Het venijn zit hem in het politiseren van wetenschap zelf: Duisenberg en de zijnen suggereren dat bepaalde disciplines niet in waarheidsvinding geïnteresseerd zijn, maar in bevestiging van het ideologische eigen gelijk. De schade van het op deze wijze politiseren van een discussie is dat het niet meer gaat om het precies analyseren van ideeën en redeneringen – zowel de kern van wetenschap als van een gezonde democratie – maar om strijd tussen politieke kampen. Dit is vijanddenken, een versmalling van de discussie en daarmee een soort censuur.

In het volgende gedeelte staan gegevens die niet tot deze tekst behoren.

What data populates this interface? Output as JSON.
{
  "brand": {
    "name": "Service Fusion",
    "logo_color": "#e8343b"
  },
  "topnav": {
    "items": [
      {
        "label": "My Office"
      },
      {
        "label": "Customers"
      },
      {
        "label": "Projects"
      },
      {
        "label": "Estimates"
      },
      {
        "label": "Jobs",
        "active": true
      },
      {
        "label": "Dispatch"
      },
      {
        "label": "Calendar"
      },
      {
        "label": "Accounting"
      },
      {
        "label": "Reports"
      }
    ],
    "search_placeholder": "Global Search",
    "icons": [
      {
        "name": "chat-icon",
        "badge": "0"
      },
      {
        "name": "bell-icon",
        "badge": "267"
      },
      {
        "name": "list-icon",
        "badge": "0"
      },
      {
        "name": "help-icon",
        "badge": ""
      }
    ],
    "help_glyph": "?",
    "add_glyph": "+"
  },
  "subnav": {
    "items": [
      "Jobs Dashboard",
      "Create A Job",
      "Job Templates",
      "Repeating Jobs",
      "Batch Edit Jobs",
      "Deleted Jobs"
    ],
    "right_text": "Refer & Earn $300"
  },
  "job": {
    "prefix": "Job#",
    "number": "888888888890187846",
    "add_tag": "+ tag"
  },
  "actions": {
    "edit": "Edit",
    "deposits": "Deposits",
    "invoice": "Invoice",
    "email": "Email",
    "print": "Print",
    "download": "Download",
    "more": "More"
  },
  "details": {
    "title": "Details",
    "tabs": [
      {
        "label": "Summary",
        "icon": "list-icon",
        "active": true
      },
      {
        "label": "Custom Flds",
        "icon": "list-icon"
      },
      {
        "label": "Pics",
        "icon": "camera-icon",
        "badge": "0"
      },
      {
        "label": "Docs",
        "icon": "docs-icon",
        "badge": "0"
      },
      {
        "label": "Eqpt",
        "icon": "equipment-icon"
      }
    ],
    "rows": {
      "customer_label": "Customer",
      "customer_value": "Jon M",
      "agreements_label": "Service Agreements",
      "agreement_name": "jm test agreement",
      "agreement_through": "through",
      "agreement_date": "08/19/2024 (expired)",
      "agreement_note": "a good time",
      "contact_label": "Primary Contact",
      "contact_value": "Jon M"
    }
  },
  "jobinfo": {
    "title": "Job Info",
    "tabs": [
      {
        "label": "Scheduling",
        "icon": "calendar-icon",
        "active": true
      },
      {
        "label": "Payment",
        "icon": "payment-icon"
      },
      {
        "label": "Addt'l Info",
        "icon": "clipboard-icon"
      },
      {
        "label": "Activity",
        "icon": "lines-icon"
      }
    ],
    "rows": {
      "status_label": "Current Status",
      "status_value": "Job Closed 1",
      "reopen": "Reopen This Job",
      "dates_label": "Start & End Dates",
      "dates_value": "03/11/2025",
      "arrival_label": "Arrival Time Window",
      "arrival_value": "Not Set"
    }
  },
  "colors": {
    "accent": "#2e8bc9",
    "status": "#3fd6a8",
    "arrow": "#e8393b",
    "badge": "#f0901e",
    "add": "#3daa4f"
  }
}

Maar een precieze kritische discussie in een van de door hem gewraakte disciplines is niet in Duisenbergs belang: hij wil immers gewoon af van de ‘pretstudies’, hij wil technici, hij wil bèta. Want dat past bij zijn ideologie. En kritische alfa’s en gamma’s, die uiting geven aan het vrije woord en daarmee aan de kernwaarden van de Ware universiteit en een democratische samenleving, niet. Want die bezorgen grote bedrijven geen geld in het laatje.
Elke student die oog heeft voor deze ideologische achtergrond van het voorstel-Van Rijn, dat tot grove bezuinigingen bij alfa en gamma gaat leiden, zal zich realiseren dat het geen incident betreft. Dit beleid is een uiting van het totalitaire systeem waarin we leven, waarin alle collectieve sferen worden uitgehold en afgebroken. De strijd om de universiteit, die via deze ideologisch gemotiveerde definanciering aan het licht komt, is in wezen dezelfde als iedere andere strijd om een sector waarin publieke waarden worden ondermijnd door private belangen. Dit inzicht moet leidend zijn bij de beantwoording van de laatste kwestie: wat gaan we doen?

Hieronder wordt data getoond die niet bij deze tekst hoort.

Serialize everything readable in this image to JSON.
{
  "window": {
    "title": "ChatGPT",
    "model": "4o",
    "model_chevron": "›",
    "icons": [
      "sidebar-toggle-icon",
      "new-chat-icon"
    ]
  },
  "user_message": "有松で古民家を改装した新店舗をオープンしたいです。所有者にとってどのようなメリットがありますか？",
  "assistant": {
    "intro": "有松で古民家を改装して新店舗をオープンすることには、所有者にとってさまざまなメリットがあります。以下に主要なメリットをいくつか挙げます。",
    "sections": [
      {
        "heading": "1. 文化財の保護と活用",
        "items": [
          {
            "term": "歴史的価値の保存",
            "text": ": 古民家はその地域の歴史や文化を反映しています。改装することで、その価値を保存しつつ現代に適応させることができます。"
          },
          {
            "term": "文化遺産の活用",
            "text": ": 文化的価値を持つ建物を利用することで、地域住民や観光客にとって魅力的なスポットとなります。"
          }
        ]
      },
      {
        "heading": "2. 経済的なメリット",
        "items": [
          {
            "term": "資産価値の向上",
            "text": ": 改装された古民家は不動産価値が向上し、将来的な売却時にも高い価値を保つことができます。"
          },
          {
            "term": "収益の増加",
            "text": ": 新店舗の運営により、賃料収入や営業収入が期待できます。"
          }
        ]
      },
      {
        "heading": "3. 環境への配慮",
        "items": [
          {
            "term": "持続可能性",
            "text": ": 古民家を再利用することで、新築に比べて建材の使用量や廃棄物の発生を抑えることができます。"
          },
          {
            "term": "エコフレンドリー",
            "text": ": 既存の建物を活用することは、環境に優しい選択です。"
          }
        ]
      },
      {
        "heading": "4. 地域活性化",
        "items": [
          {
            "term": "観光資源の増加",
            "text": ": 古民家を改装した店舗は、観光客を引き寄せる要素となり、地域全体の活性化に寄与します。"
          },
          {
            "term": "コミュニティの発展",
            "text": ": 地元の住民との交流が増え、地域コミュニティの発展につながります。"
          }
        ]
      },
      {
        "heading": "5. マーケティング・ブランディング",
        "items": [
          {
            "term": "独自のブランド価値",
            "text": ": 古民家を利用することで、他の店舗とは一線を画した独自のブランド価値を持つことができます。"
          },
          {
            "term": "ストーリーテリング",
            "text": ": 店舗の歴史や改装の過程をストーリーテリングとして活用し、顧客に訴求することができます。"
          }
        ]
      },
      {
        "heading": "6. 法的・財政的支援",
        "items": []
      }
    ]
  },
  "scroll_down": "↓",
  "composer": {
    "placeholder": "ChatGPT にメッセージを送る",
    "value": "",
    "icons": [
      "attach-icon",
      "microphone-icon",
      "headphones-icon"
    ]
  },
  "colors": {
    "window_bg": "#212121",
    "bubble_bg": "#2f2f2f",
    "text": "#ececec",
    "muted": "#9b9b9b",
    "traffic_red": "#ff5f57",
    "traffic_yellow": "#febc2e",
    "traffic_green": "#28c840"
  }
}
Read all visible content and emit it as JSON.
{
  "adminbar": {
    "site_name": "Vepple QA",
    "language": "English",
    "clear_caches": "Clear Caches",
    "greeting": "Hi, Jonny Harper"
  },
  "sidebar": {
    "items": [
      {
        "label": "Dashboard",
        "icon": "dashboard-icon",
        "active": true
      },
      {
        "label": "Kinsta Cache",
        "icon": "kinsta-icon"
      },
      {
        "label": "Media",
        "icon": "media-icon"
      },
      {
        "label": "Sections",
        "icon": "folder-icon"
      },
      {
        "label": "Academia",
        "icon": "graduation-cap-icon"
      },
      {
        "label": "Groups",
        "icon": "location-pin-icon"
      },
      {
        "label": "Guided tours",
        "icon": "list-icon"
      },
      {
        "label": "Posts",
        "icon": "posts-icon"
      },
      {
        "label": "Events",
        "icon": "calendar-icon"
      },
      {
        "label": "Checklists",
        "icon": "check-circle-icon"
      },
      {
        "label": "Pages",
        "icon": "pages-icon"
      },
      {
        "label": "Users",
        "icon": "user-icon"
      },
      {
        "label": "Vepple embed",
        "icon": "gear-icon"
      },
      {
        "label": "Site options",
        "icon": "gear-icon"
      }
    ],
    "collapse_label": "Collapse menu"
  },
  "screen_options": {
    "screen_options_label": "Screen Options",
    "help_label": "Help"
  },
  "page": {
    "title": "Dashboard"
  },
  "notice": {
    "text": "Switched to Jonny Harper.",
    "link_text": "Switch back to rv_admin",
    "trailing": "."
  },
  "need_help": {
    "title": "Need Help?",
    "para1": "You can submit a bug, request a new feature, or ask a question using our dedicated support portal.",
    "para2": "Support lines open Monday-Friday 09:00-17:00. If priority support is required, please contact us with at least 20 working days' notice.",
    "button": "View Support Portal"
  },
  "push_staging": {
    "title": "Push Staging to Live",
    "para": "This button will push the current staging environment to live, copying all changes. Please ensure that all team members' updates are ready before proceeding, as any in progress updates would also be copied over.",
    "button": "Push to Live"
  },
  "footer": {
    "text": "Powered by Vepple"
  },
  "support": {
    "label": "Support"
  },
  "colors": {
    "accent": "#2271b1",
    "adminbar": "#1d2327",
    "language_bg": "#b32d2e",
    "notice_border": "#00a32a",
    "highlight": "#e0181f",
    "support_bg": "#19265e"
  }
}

De eerste stap is de erkenning dat echt protest bereid moet zijn actief en fysiek te worden. De tweede is het overdenken van de effectiviteit daarvan. Zelf ben ik al wat ouder en heb meerdere demonstraties meegemaakt. Heb je nog nooit gedemonstreerd, doe dat dan vooral – het is een bevrijdende ervaring.

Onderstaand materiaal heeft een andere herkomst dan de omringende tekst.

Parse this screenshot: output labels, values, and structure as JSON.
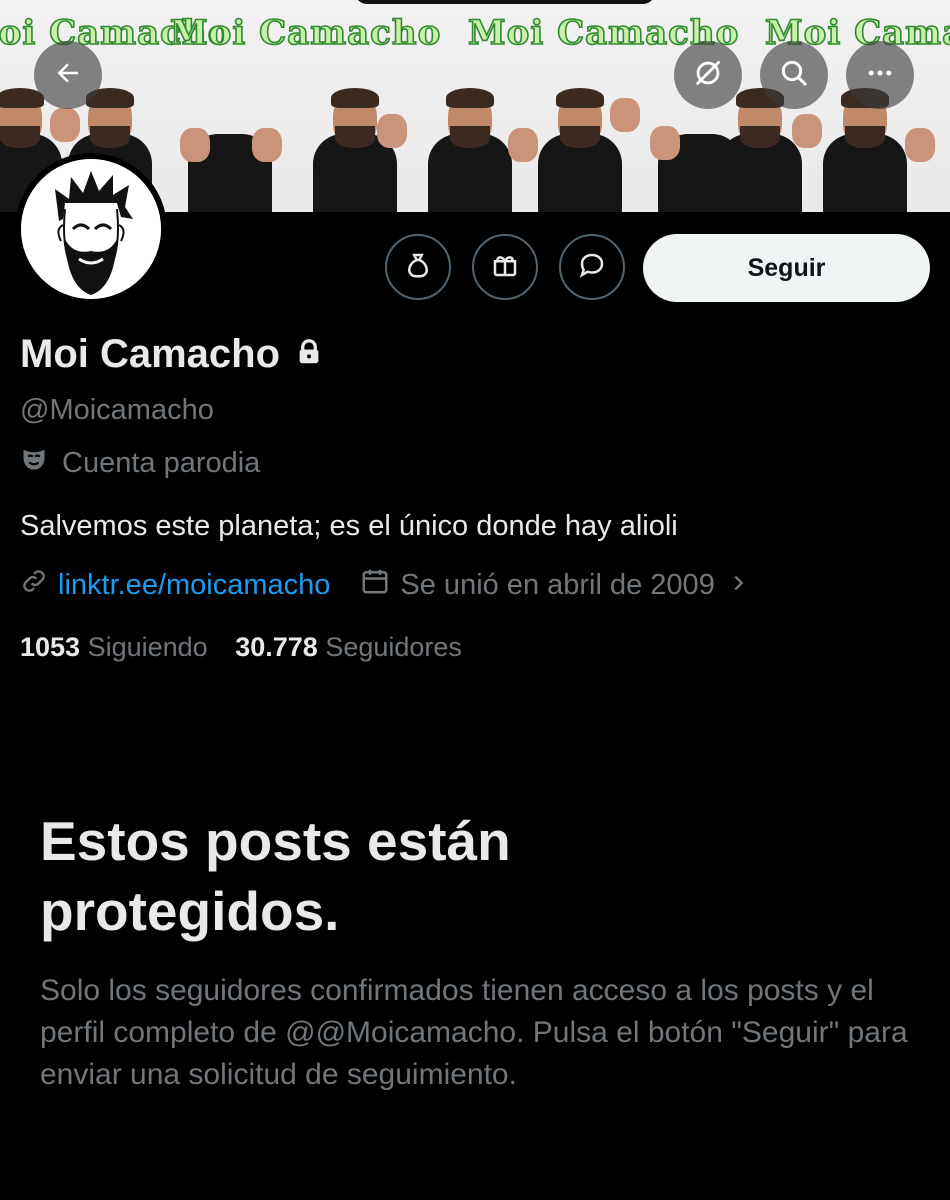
{
  "banner": {
    "repeat_text": "Moi Camacho"
  },
  "header": {
    "back_icon": "arrow-left-icon",
    "hide_icon": "hide-replies-icon",
    "search_icon": "search-icon",
    "more_icon": "more-horizontal-icon"
  },
  "actions": {
    "tip_icon": "money-bag-icon",
    "gift_icon": "gift-icon",
    "message_icon": "message-bubble-icon",
    "follow_label": "Seguir"
  },
  "profile": {
    "name": "Moi Camacho",
    "handle": "@Moicamacho",
    "parody_label": "Cuenta parodia",
    "bio": "Salvemos este planeta; es el único donde hay alioli",
    "link": "linktr.ee/moicamacho",
    "joined": "Se unió en abril de 2009",
    "following_count": "1053",
    "following_label": "Siguiendo",
    "followers_count": "30.778",
    "followers_label": "Seguidores"
  },
  "protected": {
    "title": "Estos posts están protegidos.",
    "body": "Solo los seguidores confirmados tienen acceso a los posts y el perfil completo de @@Moicamacho. Pulsa el botón \"Seguir\" para enviar una solicitud de seguimiento."
  },
  "colors": {
    "background": "#000000",
    "text": "#e7e9ea",
    "secondary": "#71767b",
    "link": "#1d9bf0",
    "follow_button_bg": "#eff3f4"
  }
}
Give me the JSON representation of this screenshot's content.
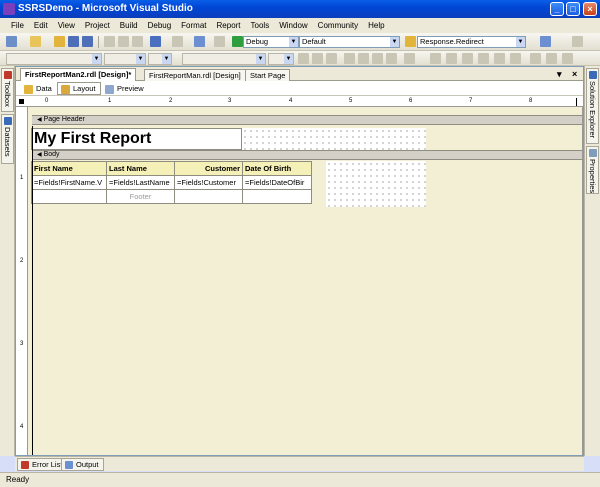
{
  "window": {
    "title": "SSRSDemo - Microsoft Visual Studio"
  },
  "menu": [
    "File",
    "Edit",
    "View",
    "Project",
    "Build",
    "Debug",
    "Format",
    "Report",
    "Tools",
    "Window",
    "Community",
    "Help"
  ],
  "toolbar": {
    "config_value": "Debug",
    "platform_value": "Default",
    "find_value": "Response.Redirect"
  },
  "left_tabs": {
    "toolbox": "Toolbox",
    "datasets": "Datasets"
  },
  "right_tabs": {
    "solution_explorer": "Solution Explorer",
    "properties": "Properties"
  },
  "doc_tabs": [
    "FirstReportMan2.rdl [Design]*",
    "FirstReportMan.rdl [Design]",
    "Start Page"
  ],
  "view_tabs": {
    "data": "Data",
    "layout": "Layout",
    "preview": "Preview",
    "active": "Layout"
  },
  "ruler": {
    "h_numbers": [
      "1",
      "2",
      "3",
      "4",
      "5",
      "6",
      "7",
      "8"
    ],
    "v_numbers": [
      "1",
      "2",
      "3",
      "4"
    ]
  },
  "report": {
    "page_header_label": "Page Header",
    "body_label": "Body",
    "title": "My First Report",
    "columns": [
      "First Name",
      "Last Name",
      "Customer",
      "Date Of Birth"
    ],
    "detail_row": [
      "=Fields!FirstName.V",
      "=Fields!LastName",
      "=Fields!Customer",
      "=Fields!DateOfBir"
    ],
    "footer_row": [
      "",
      "Footer",
      "",
      ""
    ]
  },
  "bottom_tabs": {
    "error_list": "Error List",
    "output": "Output"
  },
  "status": {
    "text": "Ready"
  }
}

Maar maak je nul illusies: hoe vastberaden ook, geen enkel kort protest zal de komende bezuinigingen stoppen. Uiteindelijk veegt de ME gewoon het Plein schoon. De vraag is dan ook niet hoe we de slag tegen de bezuinigingen kunnen winnen, maar hoe de langere strijd niet verloren hoeft te gaan. Het antwoord ligt in je verbinden met de soortgelijke strijd van anderen, hoe kleinschalig ook. Enkel leven in morele isolatie is echt verslagen zijn. Voer vooral actie – ik doe mee – maar bereid je voor op een vernedering.
Bereid je voor om dan het ressentiment in je hart te sluiten: een stukje bittere onverzettelijkheid dat nodig is om door te blijven gaan, om je te blijven verbinden met de strijd van anderen – en dus met de realisatie van collectieve waarden, waarom het eigenlijk altijd gaat. Wat we nodig hebben is niet het orgasme van een actiedag. Wat we nodig hebben is de duurzame band van een sociale beweging.